Upon returning to Cape Verde Silva joined the Ministry for Infrastructure, Planning and Housing, having resigned her membership of OCVW. She was director of the ministry's studies and planning office and sat on its public and private works permits commission. Silva later entered the private sector and became secretary-general of the country's contractors association.

Silva was elected to the National Assembly in 2011. She has since served as vice-president of the Economic, Environment and Spatial Planning Specialized Commission. and president of the Cape Verde Parliamentary Network for the Environment, Combating Desertification and Poverty. Silva arranged a nationwide vote in 2013 to determine Cape Verde's seven greatest wonders and subsequently produced the Cape Verde Wonders catalogue. She was in charge of the response to the 2014–15 eruption of Fogo, including provision of housing, money and employment to those affected. Silva also presided over the parliamentary inquiry into the loss of the Vicente ferry on 8 January 2015 which caused the deaths of 15 people.

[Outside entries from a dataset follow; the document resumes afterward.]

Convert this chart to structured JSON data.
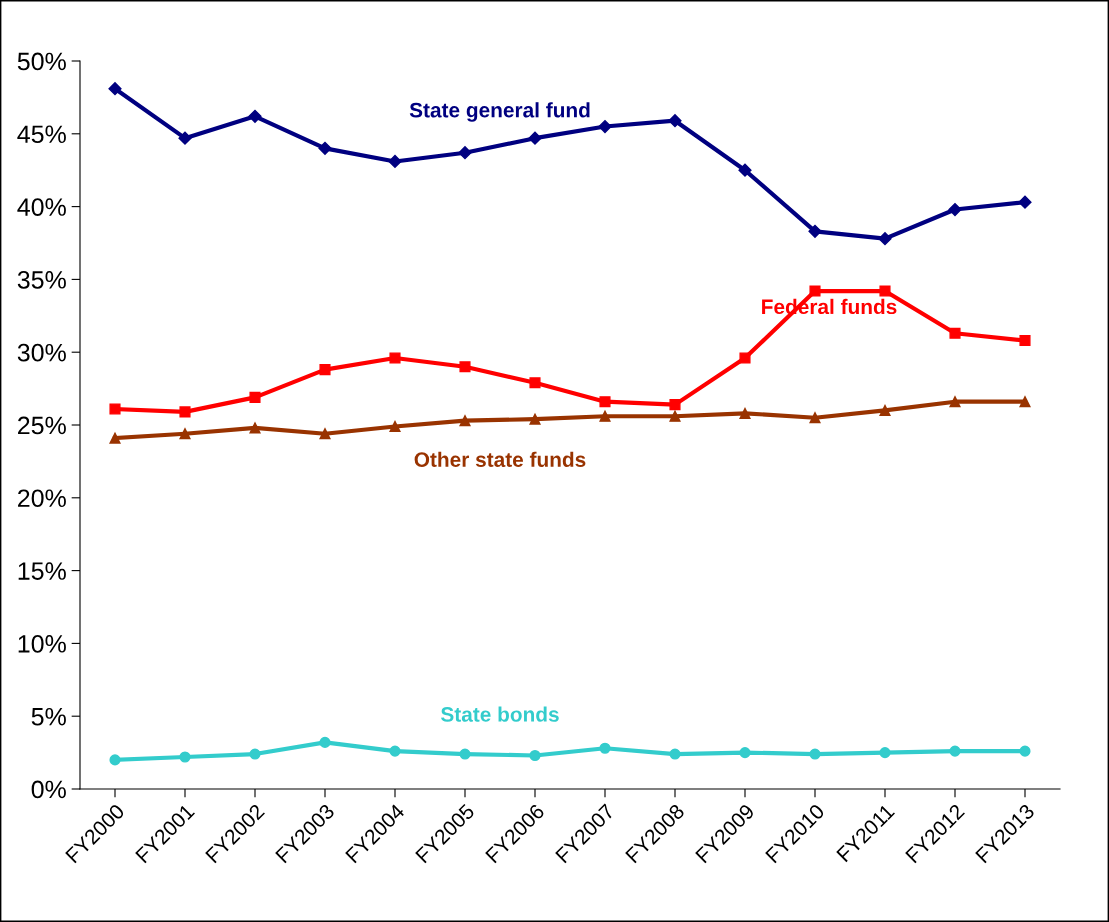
{
  "chart_data": {
    "type": "line",
    "categories": [
      "FY2000",
      "FY2001",
      "FY2002",
      "FY2003",
      "FY2004",
      "FY2005",
      "FY2006",
      "FY2007",
      "FY2008",
      "FY2009",
      "FY2010",
      "FY2011",
      "FY2012",
      "FY2013"
    ],
    "series": [
      {
        "name": "State general fund",
        "color": "#000080",
        "marker": "diamond",
        "values": [
          48.1,
          44.7,
          46.2,
          44.0,
          43.1,
          43.7,
          44.7,
          45.5,
          45.9,
          42.5,
          38.3,
          37.8,
          39.8,
          40.3
        ]
      },
      {
        "name": "Federal funds",
        "color": "#ff0000",
        "marker": "square",
        "values": [
          26.1,
          25.9,
          26.9,
          28.8,
          29.6,
          29.0,
          27.9,
          26.6,
          26.4,
          29.6,
          34.2,
          34.2,
          31.3,
          30.8
        ]
      },
      {
        "name": "Other state funds",
        "color": "#993300",
        "marker": "triangle",
        "values": [
          24.1,
          24.4,
          24.8,
          24.4,
          24.9,
          25.3,
          25.4,
          25.6,
          25.6,
          25.8,
          25.5,
          26.0,
          26.6,
          26.6
        ]
      },
      {
        "name": "State bonds",
        "color": "#33cccc",
        "marker": "circle",
        "values": [
          2.0,
          2.2,
          2.4,
          3.2,
          2.6,
          2.4,
          2.3,
          2.8,
          2.4,
          2.5,
          2.4,
          2.5,
          2.6,
          2.6
        ]
      }
    ],
    "ylim": [
      0,
      50
    ],
    "yticks": [
      {
        "value": 0,
        "label": "0%"
      },
      {
        "value": 5,
        "label": "5%"
      },
      {
        "value": 10,
        "label": "10%"
      },
      {
        "value": 15,
        "label": "15%"
      },
      {
        "value": 20,
        "label": "20%"
      },
      {
        "value": 25,
        "label": "25%"
      },
      {
        "value": 30,
        "label": "30%"
      },
      {
        "value": 35,
        "label": "35%"
      },
      {
        "value": 40,
        "label": "40%"
      },
      {
        "value": 45,
        "label": "45%"
      },
      {
        "value": 50,
        "label": "50%"
      }
    ],
    "grid": false,
    "legend": false,
    "line_style": "solid"
  }
}
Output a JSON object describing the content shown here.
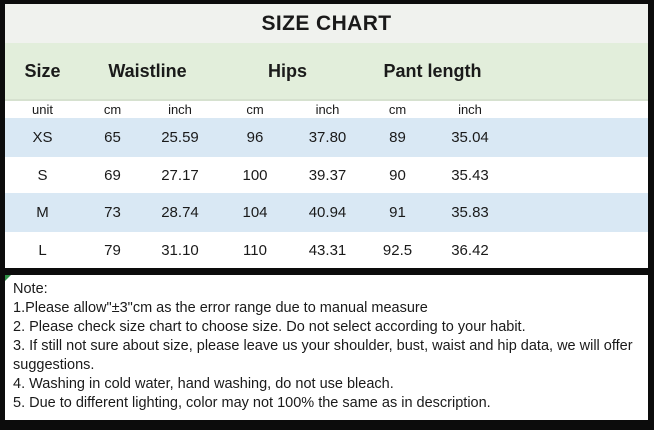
{
  "title": "SIZE CHART",
  "colors": {
    "title_bg": "#f0f2ee",
    "header_green": "#e2eedb",
    "row_blue": "#d9e8f4",
    "border_black": "#0c0c0c",
    "text": "#1a1a1a",
    "note_marker_green": "#2f8f46"
  },
  "table": {
    "groups": [
      "Size",
      "Waistline",
      "Hips",
      "Pant length"
    ],
    "unit_row": [
      "unit",
      "cm",
      "inch",
      "cm",
      "inch",
      "cm",
      "inch"
    ],
    "rows": [
      {
        "size": "XS",
        "values": [
          "65",
          "25.59",
          "96",
          "37.80",
          "89",
          "35.04"
        ]
      },
      {
        "size": "S",
        "values": [
          "69",
          "27.17",
          "100",
          "39.37",
          "90",
          "35.43"
        ]
      },
      {
        "size": "M",
        "values": [
          "73",
          "28.74",
          "104",
          "40.94",
          "91",
          "35.83"
        ]
      },
      {
        "size": "L",
        "values": [
          "79",
          "31.10",
          "110",
          "43.31",
          "92.5",
          "36.42"
        ]
      }
    ]
  },
  "notes": {
    "label": "Note:",
    "items": [
      "1.Please allow\"±3\"cm as the error range due to manual measure",
      "2. Please check size chart to choose size. Do not select according to your habit.",
      "3. If still not sure about size, please leave us your shoulder, bust, waist and hip data, we will offer suggestions.",
      "4. Washing in cold water, hand washing, do not use bleach.",
      "5. Due to different lighting, color may not 100% the same as in description."
    ]
  },
  "chart_data": {
    "type": "table",
    "title": "SIZE CHART",
    "column_groups": [
      "Size",
      "Waistline",
      "Hips",
      "Pant length"
    ],
    "columns": [
      "Size",
      "Waistline (cm)",
      "Waistline (inch)",
      "Hips (cm)",
      "Hips (inch)",
      "Pant length (cm)",
      "Pant length (inch)"
    ],
    "rows": [
      [
        "XS",
        65,
        25.59,
        96,
        37.8,
        89,
        35.04
      ],
      [
        "S",
        69,
        27.17,
        100,
        39.37,
        90,
        35.43
      ],
      [
        "M",
        73,
        28.74,
        104,
        40.94,
        91,
        35.83
      ],
      [
        "L",
        79,
        31.1,
        110,
        43.31,
        92.5,
        36.42
      ]
    ],
    "notes": [
      "1.Please allow\"±3\"cm as the error range due to manual measure",
      "2. Please check size chart to choose size. Do not select according to your habit.",
      "3. If still not sure about size, please leave us your shoulder, bust, waist and hip data, we will offer suggestions.",
      "4. Washing in cold water, hand washing, do not use bleach.",
      "5. Due to different lighting, color may not 100% the same as in description."
    ]
  }
}
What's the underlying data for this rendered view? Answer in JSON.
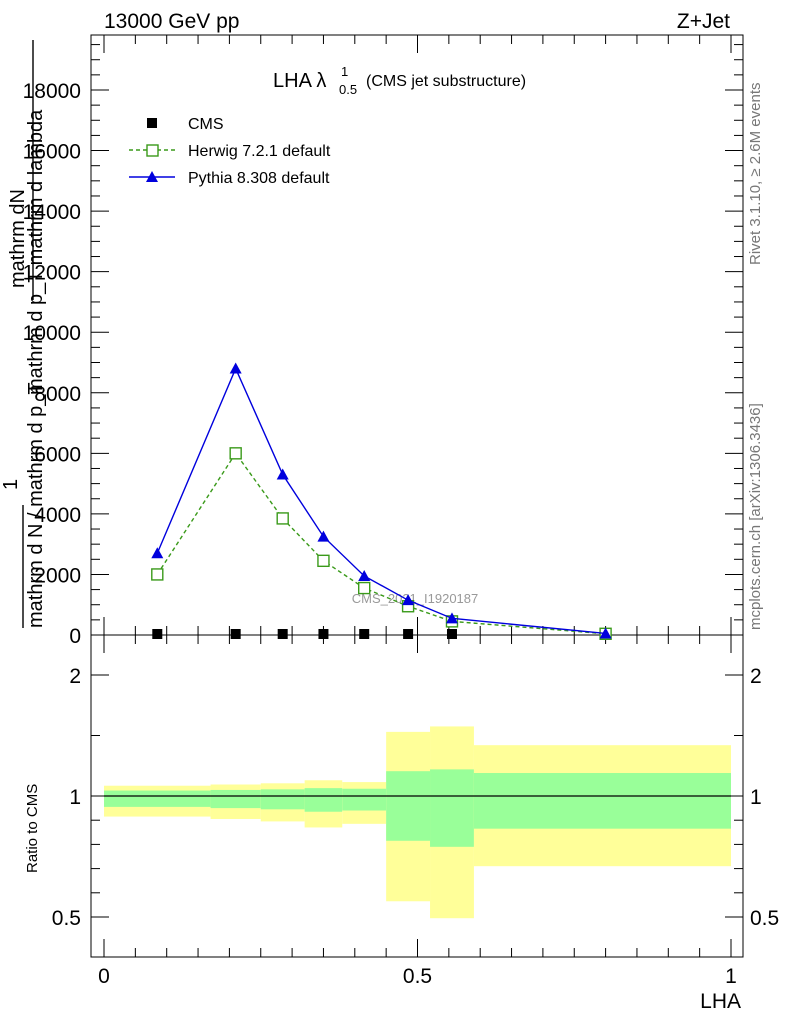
{
  "header": {
    "energy_label": "13000 GeV pp",
    "process_label": "Z+Jet"
  },
  "side_text": {
    "rivet": "Rivet 3.1.10, ≥ 2.6M events",
    "mcplots": "mcplots.cern.ch [arXiv:1306.3436]"
  },
  "watermark": "CMS_2021_I1920187",
  "chart_data": [
    {
      "type": "line",
      "title": "LHA λ",
      "title_sup": "1",
      "title_sub": "0.5",
      "title_suffix": "(CMS jet substructure)",
      "ylabel_top": "mathrm dN",
      "ylabel_mid": "mathrm d p_T mathrm d lambda",
      "ylabel_lower": "1",
      "ylabel_bottom": "mathrm d N / mathrm d p_T",
      "ylim": [
        0,
        20000
      ],
      "xlim": [
        0,
        1
      ],
      "y_ticks": [
        0,
        2000,
        4000,
        6000,
        8000,
        10000,
        12000,
        14000,
        16000,
        18000
      ],
      "y_tick_labels": [
        "0",
        "2000",
        "4000",
        "6000",
        "8000",
        "10000",
        "12000",
        "14000",
        "16000",
        "18000"
      ],
      "legend": "top-left",
      "series": [
        {
          "name": "CMS",
          "style": "square-marker",
          "color": "#000000",
          "x": [
            0.085,
            0.21,
            0.285,
            0.35,
            0.415,
            0.485,
            0.555,
            0.8
          ],
          "values": [
            3,
            6,
            5,
            3.5,
            2.5,
            1.8,
            1,
            0.1
          ]
        },
        {
          "name": "Herwig 7.2.1 default",
          "style": "dashed-open-square",
          "color": "#3a9a1a",
          "x": [
            0.085,
            0.21,
            0.285,
            0.35,
            0.415,
            0.485,
            0.555,
            0.8
          ],
          "values": [
            2000,
            6000,
            3850,
            2450,
            1550,
            950,
            450,
            40
          ]
        },
        {
          "name": "Pythia 8.308 default",
          "style": "solid-triangle",
          "color": "#0000dd",
          "x": [
            0.085,
            0.21,
            0.285,
            0.35,
            0.415,
            0.485,
            0.555,
            0.8
          ],
          "values": [
            2700,
            8800,
            5300,
            3250,
            1950,
            1150,
            550,
            50
          ]
        }
      ]
    },
    {
      "type": "area",
      "ylabel": "Ratio to CMS",
      "xlabel": "LHA",
      "ylim": [
        0.35,
        2.3
      ],
      "xlim": [
        0,
        1
      ],
      "y_ticks": [
        0.5,
        1,
        2
      ],
      "y_tick_labels": [
        "0.5",
        "1",
        "2"
      ],
      "x_ticks": [
        0,
        0.5,
        1
      ],
      "x_tick_labels": [
        "0",
        "0.5",
        "1"
      ],
      "reference_line": 1,
      "band_colors": {
        "outer": "#ffff99",
        "inner": "#99ff99",
        "line": "#000000"
      },
      "bins": [
        {
          "x0": 0.0,
          "x1": 0.17,
          "outer_lo": 0.915,
          "outer_hi": 1.085,
          "inner_lo": 0.955,
          "inner_hi": 1.045
        },
        {
          "x0": 0.17,
          "x1": 0.25,
          "outer_lo": 0.905,
          "outer_hi": 1.095,
          "inner_lo": 0.95,
          "inner_hi": 1.05
        },
        {
          "x0": 0.25,
          "x1": 0.32,
          "outer_lo": 0.895,
          "outer_hi": 1.105,
          "inner_lo": 0.945,
          "inner_hi": 1.055
        },
        {
          "x0": 0.32,
          "x1": 0.38,
          "outer_lo": 0.87,
          "outer_hi": 1.13,
          "inner_lo": 0.935,
          "inner_hi": 1.065
        },
        {
          "x0": 0.38,
          "x1": 0.45,
          "outer_lo": 0.885,
          "outer_hi": 1.115,
          "inner_lo": 0.94,
          "inner_hi": 1.06
        },
        {
          "x0": 0.45,
          "x1": 0.52,
          "outer_lo": 0.565,
          "outer_hi": 1.53,
          "inner_lo": 0.815,
          "inner_hi": 1.205
        },
        {
          "x0": 0.52,
          "x1": 0.59,
          "outer_lo": 0.495,
          "outer_hi": 1.575,
          "inner_lo": 0.79,
          "inner_hi": 1.22
        },
        {
          "x0": 0.59,
          "x1": 1.0,
          "outer_lo": 0.71,
          "outer_hi": 1.42,
          "inner_lo": 0.865,
          "inner_hi": 1.19
        }
      ]
    }
  ]
}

On 22 June 2016 Silva was appointed Minister for Infrastructure, Planning and Housing in the Movement for Democracy cabinet of Ulisses Correia e Silva.

Silva is also vice-president of the Alliance of Parliamentarians and Local Elected Representatives for the Protection of the Environment in Countries on the West African Coast (APPEL), a grouping of elected officials of the members of the Subregional Fisheries Commission (Cape Verde, The Gambia, Guinea, Guinea-Bissau, Mauritania, Senegal, Sierra Leone).

Silva has written for Cape Verde newspapers on matters of urban planning and society. She is married, has two children and three grandchildren.